Interest rates in Singapore may rise – from their lowest levels in 40 years – as early as March next year, according to analysts.
They say home loan refinancing is surging, but bank profitability and the rising cost of funds offshore may force the banks’ hand.
Banks could be forced to raise their home loan interest rates as early as six months from now.
Low rates have hurt their profitability and they will not bear the razor-thin margins for ever.

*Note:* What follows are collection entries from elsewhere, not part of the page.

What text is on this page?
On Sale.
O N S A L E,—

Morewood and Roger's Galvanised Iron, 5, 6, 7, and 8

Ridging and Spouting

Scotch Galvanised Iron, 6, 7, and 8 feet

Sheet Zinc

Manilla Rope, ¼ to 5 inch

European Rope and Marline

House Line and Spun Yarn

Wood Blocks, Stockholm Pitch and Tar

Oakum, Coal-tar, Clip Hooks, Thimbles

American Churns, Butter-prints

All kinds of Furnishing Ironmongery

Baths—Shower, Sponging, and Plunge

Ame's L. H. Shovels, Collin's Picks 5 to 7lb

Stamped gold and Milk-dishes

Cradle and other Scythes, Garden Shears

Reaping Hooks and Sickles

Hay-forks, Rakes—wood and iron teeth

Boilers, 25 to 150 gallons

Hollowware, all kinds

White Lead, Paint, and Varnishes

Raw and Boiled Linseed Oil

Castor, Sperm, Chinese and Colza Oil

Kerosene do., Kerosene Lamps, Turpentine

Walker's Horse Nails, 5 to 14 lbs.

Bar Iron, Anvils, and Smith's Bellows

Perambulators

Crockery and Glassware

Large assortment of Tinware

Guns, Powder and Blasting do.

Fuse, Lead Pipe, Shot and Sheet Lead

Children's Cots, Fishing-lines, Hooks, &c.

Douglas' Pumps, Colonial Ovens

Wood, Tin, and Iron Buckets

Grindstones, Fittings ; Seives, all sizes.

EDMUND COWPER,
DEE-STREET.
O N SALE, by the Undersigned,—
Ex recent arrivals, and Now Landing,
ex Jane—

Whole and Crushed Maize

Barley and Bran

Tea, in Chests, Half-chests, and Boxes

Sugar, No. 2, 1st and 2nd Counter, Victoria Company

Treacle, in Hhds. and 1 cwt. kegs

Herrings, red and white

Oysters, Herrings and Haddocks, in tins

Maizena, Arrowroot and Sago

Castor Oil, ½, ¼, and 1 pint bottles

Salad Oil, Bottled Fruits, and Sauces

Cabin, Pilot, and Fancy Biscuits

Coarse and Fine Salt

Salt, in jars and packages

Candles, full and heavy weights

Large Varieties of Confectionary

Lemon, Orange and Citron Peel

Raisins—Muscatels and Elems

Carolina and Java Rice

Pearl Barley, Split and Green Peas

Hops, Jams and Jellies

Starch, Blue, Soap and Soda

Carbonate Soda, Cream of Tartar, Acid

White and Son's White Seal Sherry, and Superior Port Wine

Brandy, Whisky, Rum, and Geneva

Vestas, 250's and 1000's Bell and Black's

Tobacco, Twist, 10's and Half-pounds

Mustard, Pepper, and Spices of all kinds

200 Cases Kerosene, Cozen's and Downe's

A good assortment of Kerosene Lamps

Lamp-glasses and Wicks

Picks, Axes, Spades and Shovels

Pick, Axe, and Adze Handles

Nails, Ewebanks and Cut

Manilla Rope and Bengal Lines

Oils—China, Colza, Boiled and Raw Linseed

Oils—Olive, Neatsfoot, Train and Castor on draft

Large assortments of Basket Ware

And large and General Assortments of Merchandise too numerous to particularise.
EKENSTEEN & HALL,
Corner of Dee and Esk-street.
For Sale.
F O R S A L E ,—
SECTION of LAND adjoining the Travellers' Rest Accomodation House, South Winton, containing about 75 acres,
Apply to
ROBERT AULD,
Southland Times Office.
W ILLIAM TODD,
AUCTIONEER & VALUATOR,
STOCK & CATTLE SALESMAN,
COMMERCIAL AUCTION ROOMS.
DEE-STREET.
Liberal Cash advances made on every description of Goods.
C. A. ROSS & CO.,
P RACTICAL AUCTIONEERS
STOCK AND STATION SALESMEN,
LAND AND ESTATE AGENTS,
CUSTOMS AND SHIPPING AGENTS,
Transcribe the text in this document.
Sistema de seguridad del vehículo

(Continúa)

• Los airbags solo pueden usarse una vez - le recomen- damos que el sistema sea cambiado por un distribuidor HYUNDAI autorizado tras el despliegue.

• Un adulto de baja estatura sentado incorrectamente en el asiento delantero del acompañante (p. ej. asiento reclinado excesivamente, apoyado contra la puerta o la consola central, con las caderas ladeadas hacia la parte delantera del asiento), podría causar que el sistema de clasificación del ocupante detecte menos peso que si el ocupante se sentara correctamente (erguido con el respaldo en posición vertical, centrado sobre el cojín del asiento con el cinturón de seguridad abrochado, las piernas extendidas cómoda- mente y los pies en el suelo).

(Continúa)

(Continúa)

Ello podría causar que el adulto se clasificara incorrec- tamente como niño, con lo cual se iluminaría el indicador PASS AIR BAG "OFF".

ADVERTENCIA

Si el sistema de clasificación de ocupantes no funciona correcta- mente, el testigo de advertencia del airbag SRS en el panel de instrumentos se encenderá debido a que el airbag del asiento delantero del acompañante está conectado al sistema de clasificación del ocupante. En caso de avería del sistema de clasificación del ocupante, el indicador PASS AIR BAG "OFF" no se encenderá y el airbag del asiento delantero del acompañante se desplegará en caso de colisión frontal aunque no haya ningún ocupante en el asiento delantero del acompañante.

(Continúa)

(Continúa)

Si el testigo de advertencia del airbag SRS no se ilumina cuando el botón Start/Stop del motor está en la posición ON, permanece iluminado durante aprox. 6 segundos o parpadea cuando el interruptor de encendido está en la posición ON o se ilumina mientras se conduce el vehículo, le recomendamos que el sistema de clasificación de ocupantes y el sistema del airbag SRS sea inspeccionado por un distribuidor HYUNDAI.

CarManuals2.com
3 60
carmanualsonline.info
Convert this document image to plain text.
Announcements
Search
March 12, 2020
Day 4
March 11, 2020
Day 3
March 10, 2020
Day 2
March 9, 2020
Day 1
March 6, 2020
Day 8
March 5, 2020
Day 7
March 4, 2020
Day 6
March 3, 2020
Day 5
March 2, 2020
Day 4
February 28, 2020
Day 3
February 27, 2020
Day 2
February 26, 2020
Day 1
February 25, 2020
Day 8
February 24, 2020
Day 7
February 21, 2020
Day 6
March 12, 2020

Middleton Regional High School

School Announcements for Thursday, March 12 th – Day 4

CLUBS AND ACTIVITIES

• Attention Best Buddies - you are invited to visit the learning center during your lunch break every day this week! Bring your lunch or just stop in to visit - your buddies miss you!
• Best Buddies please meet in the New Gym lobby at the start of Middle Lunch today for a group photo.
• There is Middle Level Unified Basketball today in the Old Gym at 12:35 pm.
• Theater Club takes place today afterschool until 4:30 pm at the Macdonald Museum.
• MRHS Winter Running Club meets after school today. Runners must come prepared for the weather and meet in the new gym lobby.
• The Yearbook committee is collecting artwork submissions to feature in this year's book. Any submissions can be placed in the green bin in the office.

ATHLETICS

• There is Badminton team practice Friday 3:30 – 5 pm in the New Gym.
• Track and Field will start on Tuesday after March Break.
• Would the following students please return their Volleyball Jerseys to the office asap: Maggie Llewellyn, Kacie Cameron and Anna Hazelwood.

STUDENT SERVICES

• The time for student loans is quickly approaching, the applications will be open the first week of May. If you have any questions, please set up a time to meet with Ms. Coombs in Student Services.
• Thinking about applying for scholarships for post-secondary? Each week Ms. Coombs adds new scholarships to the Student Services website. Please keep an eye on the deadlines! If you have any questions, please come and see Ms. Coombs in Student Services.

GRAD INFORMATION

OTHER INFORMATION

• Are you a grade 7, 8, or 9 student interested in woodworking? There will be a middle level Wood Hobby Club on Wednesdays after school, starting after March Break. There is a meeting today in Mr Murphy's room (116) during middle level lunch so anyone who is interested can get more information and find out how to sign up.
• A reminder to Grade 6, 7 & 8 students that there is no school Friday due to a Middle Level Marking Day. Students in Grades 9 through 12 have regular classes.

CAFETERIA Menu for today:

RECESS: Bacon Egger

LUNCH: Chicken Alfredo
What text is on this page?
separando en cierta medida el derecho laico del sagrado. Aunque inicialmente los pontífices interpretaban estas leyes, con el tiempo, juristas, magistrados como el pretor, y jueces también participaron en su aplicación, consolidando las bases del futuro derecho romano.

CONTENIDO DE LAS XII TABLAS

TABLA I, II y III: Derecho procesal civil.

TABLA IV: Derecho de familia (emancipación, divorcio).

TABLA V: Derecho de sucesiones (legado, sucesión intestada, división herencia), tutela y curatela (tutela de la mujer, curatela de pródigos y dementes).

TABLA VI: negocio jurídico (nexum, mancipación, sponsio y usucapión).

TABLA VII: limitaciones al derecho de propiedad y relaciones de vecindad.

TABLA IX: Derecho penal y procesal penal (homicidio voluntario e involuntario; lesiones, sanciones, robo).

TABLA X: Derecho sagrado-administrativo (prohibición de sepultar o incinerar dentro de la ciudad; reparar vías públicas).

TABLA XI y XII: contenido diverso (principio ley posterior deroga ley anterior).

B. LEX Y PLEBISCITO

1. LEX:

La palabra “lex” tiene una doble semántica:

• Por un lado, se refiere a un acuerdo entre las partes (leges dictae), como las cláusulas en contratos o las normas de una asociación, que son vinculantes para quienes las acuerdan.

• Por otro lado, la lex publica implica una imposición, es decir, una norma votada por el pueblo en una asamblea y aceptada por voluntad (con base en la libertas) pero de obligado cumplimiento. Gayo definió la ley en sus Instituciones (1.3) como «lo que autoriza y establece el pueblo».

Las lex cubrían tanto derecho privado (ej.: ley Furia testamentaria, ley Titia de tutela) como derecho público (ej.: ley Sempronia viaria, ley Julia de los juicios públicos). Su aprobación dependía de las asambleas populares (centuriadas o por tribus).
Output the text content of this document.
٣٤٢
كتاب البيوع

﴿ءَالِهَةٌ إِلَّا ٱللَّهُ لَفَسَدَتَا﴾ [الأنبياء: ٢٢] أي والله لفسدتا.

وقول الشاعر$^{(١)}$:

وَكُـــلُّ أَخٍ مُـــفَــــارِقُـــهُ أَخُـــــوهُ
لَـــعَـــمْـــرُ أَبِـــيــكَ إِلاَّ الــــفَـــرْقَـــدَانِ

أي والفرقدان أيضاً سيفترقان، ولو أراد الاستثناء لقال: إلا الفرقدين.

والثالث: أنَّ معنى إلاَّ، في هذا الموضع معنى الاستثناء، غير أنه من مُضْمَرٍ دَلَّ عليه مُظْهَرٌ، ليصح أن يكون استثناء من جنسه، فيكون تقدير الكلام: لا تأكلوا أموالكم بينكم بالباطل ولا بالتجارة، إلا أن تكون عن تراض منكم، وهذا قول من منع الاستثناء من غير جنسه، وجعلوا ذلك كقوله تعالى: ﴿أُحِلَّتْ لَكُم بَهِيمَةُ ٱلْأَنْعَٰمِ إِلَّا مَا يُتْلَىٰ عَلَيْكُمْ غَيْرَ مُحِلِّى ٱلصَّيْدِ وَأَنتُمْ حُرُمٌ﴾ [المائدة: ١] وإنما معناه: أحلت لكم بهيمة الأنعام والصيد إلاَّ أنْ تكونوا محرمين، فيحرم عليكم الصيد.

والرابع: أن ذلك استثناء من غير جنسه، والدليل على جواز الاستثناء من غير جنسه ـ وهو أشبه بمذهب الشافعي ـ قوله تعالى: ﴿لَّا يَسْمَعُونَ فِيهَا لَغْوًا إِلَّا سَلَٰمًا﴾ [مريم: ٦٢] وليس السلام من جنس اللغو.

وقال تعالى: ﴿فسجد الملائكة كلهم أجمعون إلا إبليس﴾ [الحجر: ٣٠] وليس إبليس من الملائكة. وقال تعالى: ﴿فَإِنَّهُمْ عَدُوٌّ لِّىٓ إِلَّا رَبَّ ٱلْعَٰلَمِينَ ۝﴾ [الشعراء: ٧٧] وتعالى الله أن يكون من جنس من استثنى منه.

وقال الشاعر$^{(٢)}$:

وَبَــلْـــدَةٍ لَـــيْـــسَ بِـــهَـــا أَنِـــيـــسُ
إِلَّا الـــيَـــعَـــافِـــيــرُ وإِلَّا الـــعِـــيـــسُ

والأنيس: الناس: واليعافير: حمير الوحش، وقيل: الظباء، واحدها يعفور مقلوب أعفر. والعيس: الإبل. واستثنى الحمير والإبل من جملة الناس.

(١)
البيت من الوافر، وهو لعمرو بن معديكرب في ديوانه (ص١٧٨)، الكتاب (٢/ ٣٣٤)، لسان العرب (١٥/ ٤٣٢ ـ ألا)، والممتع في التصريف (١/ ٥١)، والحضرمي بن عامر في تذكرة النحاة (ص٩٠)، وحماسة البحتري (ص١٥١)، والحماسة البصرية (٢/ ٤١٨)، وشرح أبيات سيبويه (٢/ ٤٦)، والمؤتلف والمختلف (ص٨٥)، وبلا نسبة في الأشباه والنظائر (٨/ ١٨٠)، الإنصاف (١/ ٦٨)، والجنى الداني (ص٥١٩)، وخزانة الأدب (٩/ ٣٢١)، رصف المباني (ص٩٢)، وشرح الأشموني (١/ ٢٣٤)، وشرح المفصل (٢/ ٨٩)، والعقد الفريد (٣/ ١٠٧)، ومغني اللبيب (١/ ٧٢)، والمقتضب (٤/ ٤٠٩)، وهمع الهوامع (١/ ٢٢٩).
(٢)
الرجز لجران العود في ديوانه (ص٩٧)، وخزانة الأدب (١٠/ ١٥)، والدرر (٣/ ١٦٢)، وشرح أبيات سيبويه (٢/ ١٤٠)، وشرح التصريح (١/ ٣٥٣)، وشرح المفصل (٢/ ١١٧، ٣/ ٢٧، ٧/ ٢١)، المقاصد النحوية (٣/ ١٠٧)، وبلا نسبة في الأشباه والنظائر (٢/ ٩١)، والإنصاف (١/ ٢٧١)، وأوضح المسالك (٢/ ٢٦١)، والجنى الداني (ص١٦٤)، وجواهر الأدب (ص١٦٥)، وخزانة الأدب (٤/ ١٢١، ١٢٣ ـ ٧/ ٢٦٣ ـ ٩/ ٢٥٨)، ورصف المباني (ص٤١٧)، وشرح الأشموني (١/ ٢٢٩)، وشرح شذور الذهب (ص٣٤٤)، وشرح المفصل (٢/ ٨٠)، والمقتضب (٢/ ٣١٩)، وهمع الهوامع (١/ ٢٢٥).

Dennis Ng, CEO of HousingLoanSg.com said: “Banks may be forced to increase the interest margin on their housing loans. (With the three-month SIBOR at 0.35 per cent, even if they add in an interest margin of 0.6 or 0.7 per cent, the total interest rate would be about one per cent – and that, to a lot of banks, means that profitability is affected.”
This means that home loans, which are currently in the range of 1 to 1.2 per cent, may go up as much as 0.3 percentage points by early next year. That is even if the Singapore Interbank Offered Rate, or SIBOR, component of home loans remains low.
Banks such as UOB, DBS and Maybank have stopped offering Swap Offered Rate (SOR) pegged loans as SOR rates turned negative earlier this year, while foreign banks have to deal with potentially higher borrowing costs offshore.
Tai Hui, regional head of research, SE Asia, Standard Chartered Bank, said: “It’s also worth noting that the low interest rate environment will not last forever, even though it may be for the next year or two.
“So I think it’s interesting to find an opportune time to lock in low interest rates once we start to see some degree of stabilisation and some degree of return in confidence.”
The low interest rate environment has fuelled a resurgence in home loans refinancing.
According to loans consultancy HousingLoanSG, home loans refinancing rose 30 per cent in the first half of this year, compared to the same period a year ago.
Borrowers have been particularly attracted to packages that protect them from future SIBOR increases. For example, DBS Bank has a loan pegged to the three-month SIBOR, with a spread of 0.85 per cent for the first three years. This means that the interest rate is capped at 1.49 per cent for the first three years.
It is loans growth that is keeping banks profitable and not the rates they charge, which is giving borrowers an unrealistic sense of cheap money.
Analysts say a better gauge of affordability is to factor in rates of 3 or 4 per cent – an indication of where rates are headed as early as next year.